To this end, I recommend spending January browsing websites and seed catalogues for inspiration, and treating yourself to a glorious selection of flowers and tasty vegetables, either as seed or as ready-grown small plants. Don't just stick with tried and tested varieties. Branch out (pardon the pun) and try something new. From personal experience, I thoroughly recommend sweet potatoes from ‘slips’ (rather like cuttings), as well as cavolo nero and ladies fingers (which are totally uneconomic but great fun). Try some varieties that are new for 2014.
You might like to experiment with sowing vegetable seeds unusually early; they may end up as sacrificial lambs, but it might be worth the gamble for the same feeling of smugness I experienced one year when I harvested some courgettes in early June. At around the same time, I'd usually be putting small plants in the ground! Sow a batch of extra-early seeds of French beans, courgettes and so forth now, and then sow the majority at the usual time.

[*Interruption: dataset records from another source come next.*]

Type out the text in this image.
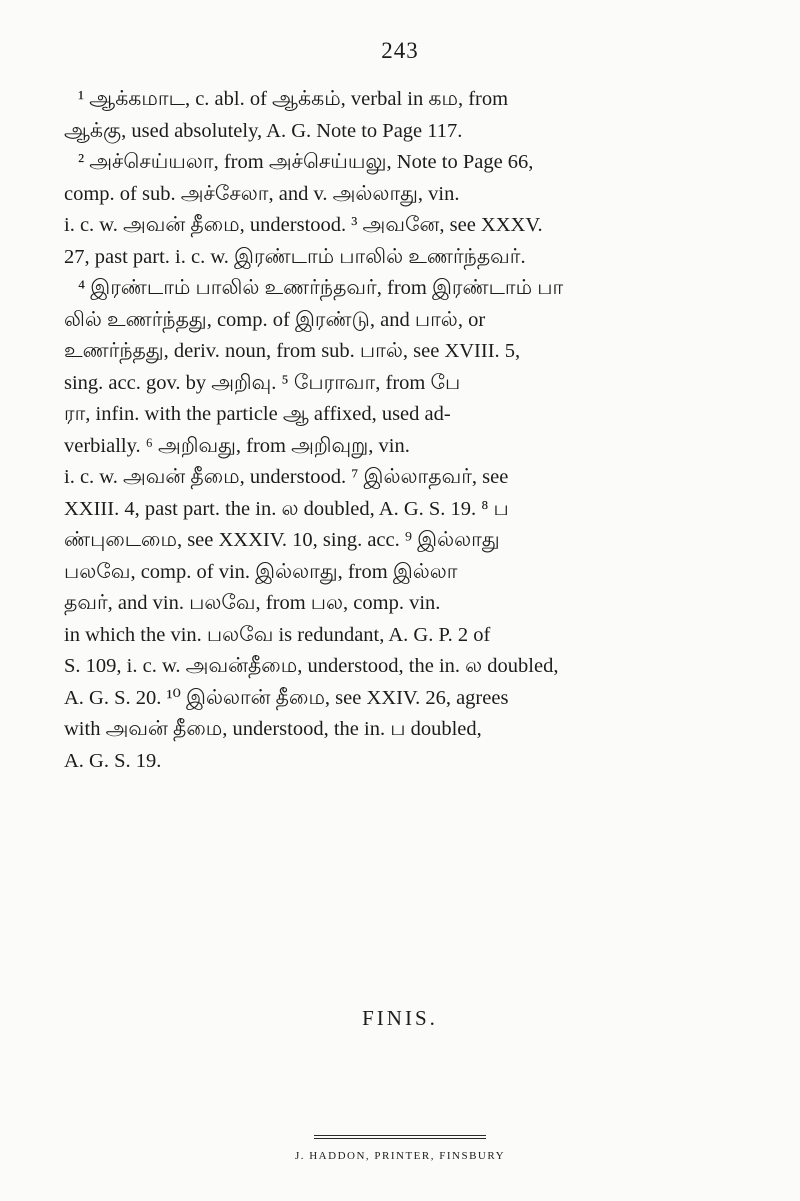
243
¹ ஆக்கமாட, c. abl. of ஆக்கம், verbal in கம, from
ஆக்கு, used absolutely, A. G. Note to Page 117.
² அச்செய்யலா, from அச்செய்யலு, Note to Page 66,
comp. of sub. அச்சேலா, and v. அல்லாது, vin.
i. c. w. அவன் தீமை, understood. ³ அவனே, see XXXV.
27, past part. i. c. w. இரண்டாம் பாலில் உணர்ந்தவர்.
⁴ இரண்டாம் பாலில் உணர்ந்தவர், from இரண்டாம் பா
லில் உணர்ந்தது, comp. of இரண்டு, and பால், or
உணர்ந்தது, deriv. noun, from sub. பால், see XVIII. 5,
sing. acc. gov. by அறிவு. ⁵ பேராவா, from பே
ரா, infin. with the particle ஆ affixed, used ad-
verbially. ⁶ அறிவது, from அறிவுறு, vin.
i. c. w. அவன் தீமை, understood. ⁷ இல்லாதவர், see
XXIII. 4, past part. the in. ல doubled, A. G. S. 19. ⁸ ப
ண்புடைமை, see XXXIV. 10, sing. acc. ⁹ இல்லாது
பலவே, comp. of vin. இல்லாது, from இல்லா
தவர், and vin. பலவே, from பல, comp. vin.
in which the vin. பலவே is redundant, A. G. P. 2 of
S. 109, i. c. w. அவன்தீமை, understood, the in. ல doubled,
A. G. S. 20. ¹⁰ இல்லான் தீமை, see XXIV. 26, agrees
with அவன் தீமை, understood, the in. ப doubled,
A. G. S. 19.
FINIS.
J. HADDON, PRINTER, FINSBURY
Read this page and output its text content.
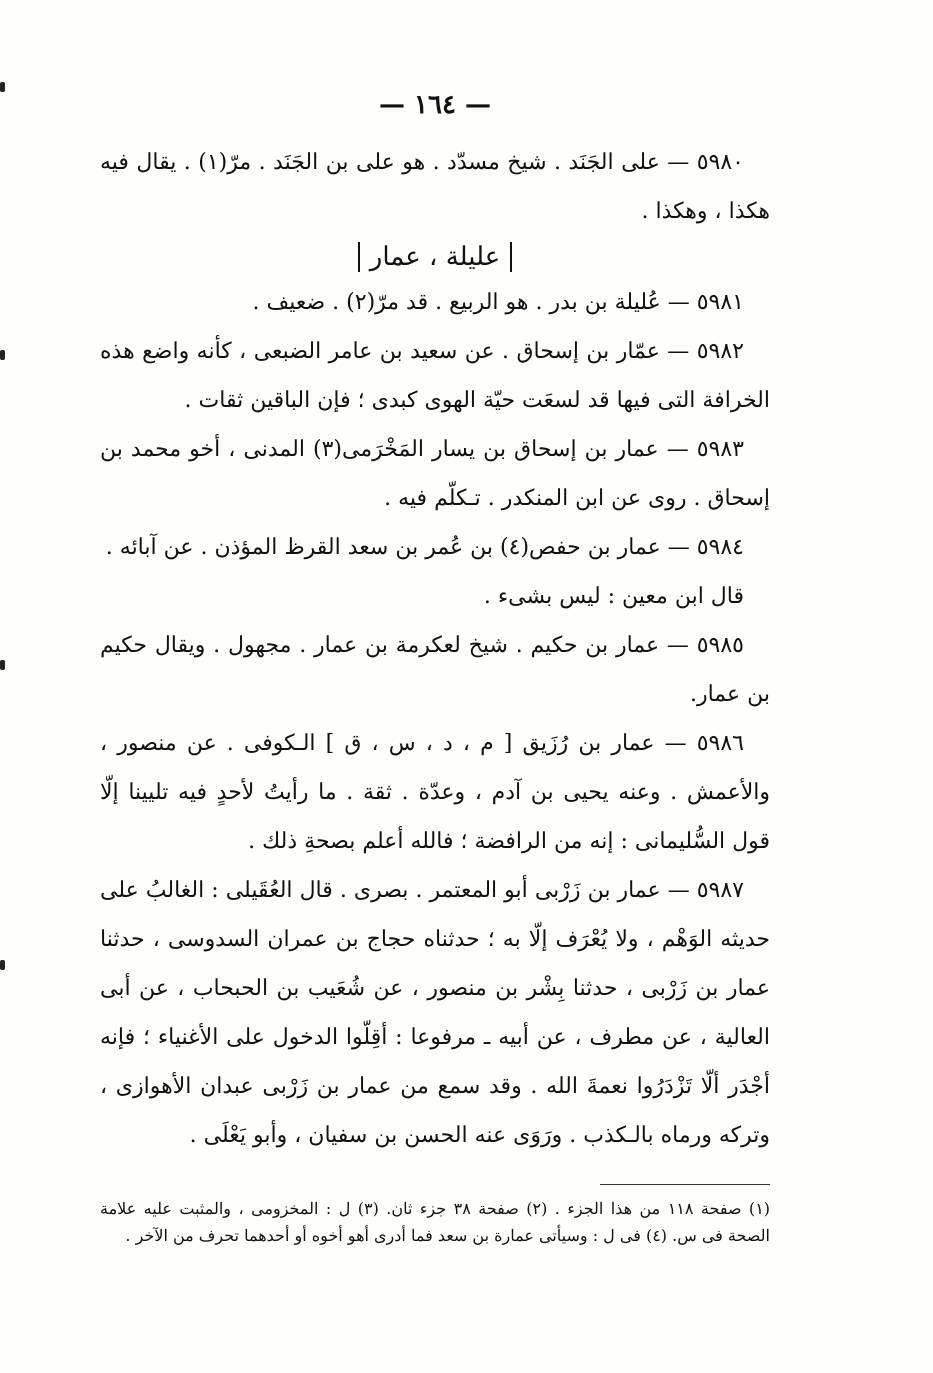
— ١٦٤ —

٥٩٨٠ — على الجَنَد . شيخ مسدّد . هو على بن الجَنَد . مرّ(١) . يقال فيه هكذا ، وهكذا .

عليلة ، عمار

٥٩٨١ — عُليلة بن بدر . هو الربيع . قد مرّ(٢) . ضعيف .

٥٩٨٢ — عمّار بن إسحاق . عن سعيد بن عامر الضبعى ، كأنه واضع هذه الخرافة التى فيها قد لسعَت حيّة الهوى كبدى ؛ فإن الباقين ثقات .

٥٩٨٣ — عمار بن إسحاق بن يسار المَخْرَمى(٣) المدنى ، أخو محمد بن إسحاق . روى عن ابن المنكدر . تـكلّم فيه .

٥٩٨٤ — عمار بن حفص(٤) بن عُمر بن سعد القرظ المؤذن . عن آبائه .

قال ابن معين : ليس بشىء .

٥٩٨٥ — عمار بن حكيم . شيخ لعكرمة بن عمار . مجهول . ويقال حكيم بن عمار.

٥٩٨٦ — عمار بن رُزَيق [ م ، د ، س ، ق ] الـكوفى . عن منصور ، والأعمش . وعنه يحيى بن آدم ، وعدّة . ثقة . ما رأيتُ لأحدٍ فيه تليينا إلّا قول السُّليمانى : إنه من الرافضة ؛ فالله أعلم بصحةِ ذلك .

٥٩٨٧ — عمار بن زَرْبى أبو المعتمر . بصرى . قال العُقَيلى : الغالبُ على حديثه الوَهْم ، ولا يُعْرَف إلّا به ؛ حدثناه حجاج بن عمران السدوسى ، حدثنا عمار بن زَرْبى ، حدثنا بِشْر بن منصور ، عن شُعَيب بن الحبحاب ، عن أبى العالية ، عن مطرف ، عن أبيه ـ مرفوعا : أقِلّوا الدخول على الأغنياء ؛ فإنه أجْدَر ألّا تَزْدَرُوا نعمةَ الله . وقد سمع من عمار بن زَرْبى عبدان الأهوازى ، وتركه ورماه بالـكذب . ورَوَى عنه الحسن بن سفيان ، وأبو يَعْلَى .

(١) صفحة ١١٨ من هذا الجزء . (٢) صفحة ٣٨ جزء ثان. (٣) ل : المخزومى ، والمثبت عليه علامة الصحة فى س. (٤) فى ل : وسيأتى عمارة بن سعد فما أدرى أهو أخوه أو أحدهما تحرف من الآخر .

You might be pleasantly surprised by the results.
Now is the time of year when a spot of brisk gardening can save great deal of time later. I’ll be spending the next few weeks not only planning and sowing, but also weeding, manuring and generally sorting the garden - with the added bonus that these are great ways of working off the excesses of the festive season. Perhaps the winter months aren't so bad, after all.